Küresel şartların en azından limitli bir düzeltme için yeterli olgunluğa eriştiğini ve hisse marketlerinin önümüzdeki birkaç haftada bir yukarı iki – üç aşağı bir ritim ile negatif bir seyre sahne olabileceğini düşünüyorum.
Borsada bir düzeltme gerçekleşirse endeks hangi seviyeye gerileyebilir derseniz olağan şartlarda 91.000 puan civarının test edilebileceği görüşündeyim.
DÖVİZ CEPHESİ
ABD para birimi yılın en kötü performans gösteren üç para biriminden biri durumunda. Bu sene sadece Brezilya ve Kanada’da yüzde yarım kadar değer kazanan USD izlediğim 25 ülkeden 23’ünde değer kaybına uğradı.
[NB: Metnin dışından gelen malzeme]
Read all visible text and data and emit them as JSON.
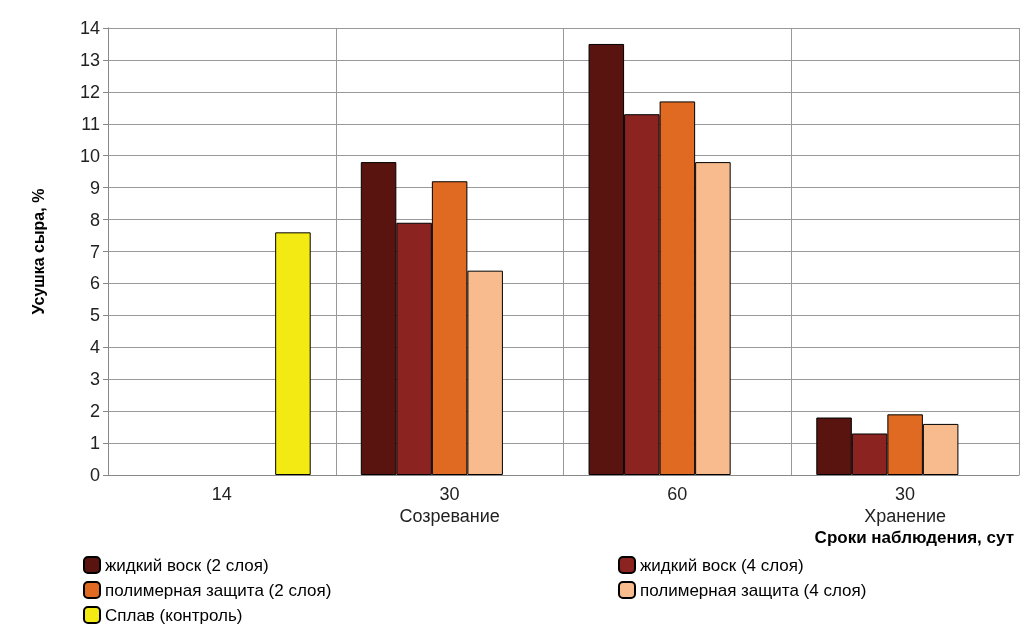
{
  "chart_data": {
    "type": "bar",
    "ylabel": "Усушка сыра, %",
    "xlabel": "Сроки наблюдения, сут",
    "categories": [
      "14",
      "30\nСозревание",
      "60",
      "30\nХранение"
    ],
    "series": [
      {
        "name": "жидкий воск (2 слоя)",
        "color": "#5a1410",
        "values": [
          null,
          9.8,
          13.5,
          1.8
        ]
      },
      {
        "name": "жидкий воск (4 слоя)",
        "color": "#8b2320",
        "values": [
          null,
          7.9,
          11.3,
          1.3
        ]
      },
      {
        "name": "полимерная защита (2 слоя)",
        "color": "#e06a22",
        "values": [
          null,
          9.2,
          11.7,
          1.9
        ]
      },
      {
        "name": "полимерная защита (4 слоя)",
        "color": "#f7bb8d",
        "values": [
          null,
          6.4,
          9.8,
          1.6
        ]
      },
      {
        "name": "Сплав (контроль)",
        "color": "#f2ea12",
        "values": [
          7.6,
          null,
          null,
          null
        ]
      }
    ],
    "ylim": [
      0,
      14
    ],
    "yticks": [
      0,
      1,
      2,
      3,
      4,
      5,
      6,
      7,
      8,
      9,
      10,
      11,
      12,
      13,
      14
    ],
    "grid": true,
    "legend": "bottom"
  }
}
Meksika ve Polonya % 11 ile doların en ağır darbe aldığı ülkeler olurken Türkiye uzun süre sonra bu klasmanda son sıradan kurtularak 23. sıraya yükseldi.
Sene başını bir yana bırakır son 12 ay diye bakarsak dolar dünyada karışık bir görünüm ortaya koyarken Türkiye’de Haziran 2016’ya kıyasla halen % 21 yukarıda.
Ancak ülkemizin başta yüksek enflasyon olmak üzere lokal şartları & belirsizlikleri bu makasın daralmasını en azından şu ana kadar engelledi.
Önümüzdeki aylarda TL nasıl bir performans izler en azından bu % 21 ‘lik farkın % 4 kadarını kapatabilir mi ?
Pekala mümkün. Ancak hep yinelediğim üzere Türk Lirası sürprizlerle dolu ve benim adıma öngörülebilir değil.
Bu nedenle TL ne olur sorusunu pas geçip diğer para birimleri arasındaki mücadele ne yönde gelişir sorusuna yanıt arayarak devam edelim.
8 Haziran’da ECB ( Avrupa Merkez Bankası ) 15 Haziran’da FED ( Amerika Merkez Bankası ) toplantıları var. Piyasa ECB’nin dengeli FED’in güvercin bir tutum içinde olabileceği görüşünde.
Ancak ben tam aksini düşünüyor ve ECB‘nin güvercin FED’in dengeli bir tutum takınabileceğini düşünüyorum.
Avrupa için öncelik 2012 kabusuna geri dönmemek. Beş sene önce İtalya & İspanya 10Y tahvillerinde faiz oranı % 7’ye Portekiz’de % 15’e kadar yükselmişti. Bu sıradan bir durum değildi. İlk kim batar Avrupa ne zaman tuz buz olur papatya fallarına bakılıyordu.
Şimdi bu ülkeler % 2-3 senelik maliyet ile borçlarını çevirebiliyorlar. ECB için öncelik bu tablonun bozulmaması. Bu nedenle Perşembe günü ekonomiye verdiği desteği azaltabileceği yönünde bir sinyal vermekten kaçınacağını tahmin ediyorum.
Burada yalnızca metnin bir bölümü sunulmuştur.